Anyone who wants to do Foundation Training must learn “The Founder,” the key basic exercise. The Founder disperses your weight through the posterior chains, helping to reinforce proper movement while strengthening the entire back of your body. This excellent exercise can help reverse the effects of frequent and prolonged sitting that may lead to back pain. To learn how to do the Founder,

To help address back pain caused by excessive sitting, I also recommend Egoscue Exercises, a series of stretches and special exercises that help restore your muscular balance and skeletal alignment. I often spend at least one hour or more doing an Egoscue exercise called “The Tower.” It’s simple – you only need to lie on the floor and allow your pelvis and thoracic spine to relax. I found this exercise tremendously helpful for treating my chronic low back pain, which is now gone.

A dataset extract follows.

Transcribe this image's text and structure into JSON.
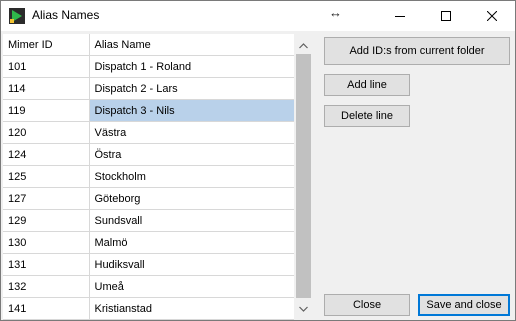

You should also include high-intensity sessions in your exercise routine, although you only need to do these once or twice a week at the most. You should also include exercises that not only challenge your body intensely, but also promote muscle strength, balance, and flexibility. Remember to build up your abdominals to avoid back pain. And, as mentioned above, always do some stretching and warm-ups before engaging in strenuous physical activity.

Remember, though, that just because you exercise regularly doesn’t mean that you can justify your long hours spent sitting. In fact, even if you’re fairly physically active, you may still succumb to back pain and other health problems if you spend most of your day behind a desk or on the couch. This phenomenon is called the “active couch potato effect.” In order to avoid this, you must make it a habit to break the pattern of sitting as frequently as possible. Dr. Goodman says:

“Stand up throughout the day to stretch your body appropriately, the way it is meant to be stretched. The simple act of standing as tall as possible for a minute or two will help break the pattern of sitting, as long as you repeat it frequently. Be sure that while standing you take full deep breaths to expand your torso as well. We often have very shallow breath while we sit, counter that with big deep breaths as often as you can throughout the day.

My opinion is that people should not go longer than 30 minutes in a chair without standing, deep breathing, walking and stretching. If you think I am crazy for asking that much of you, then I suggest you not go longer than 20 minutes.”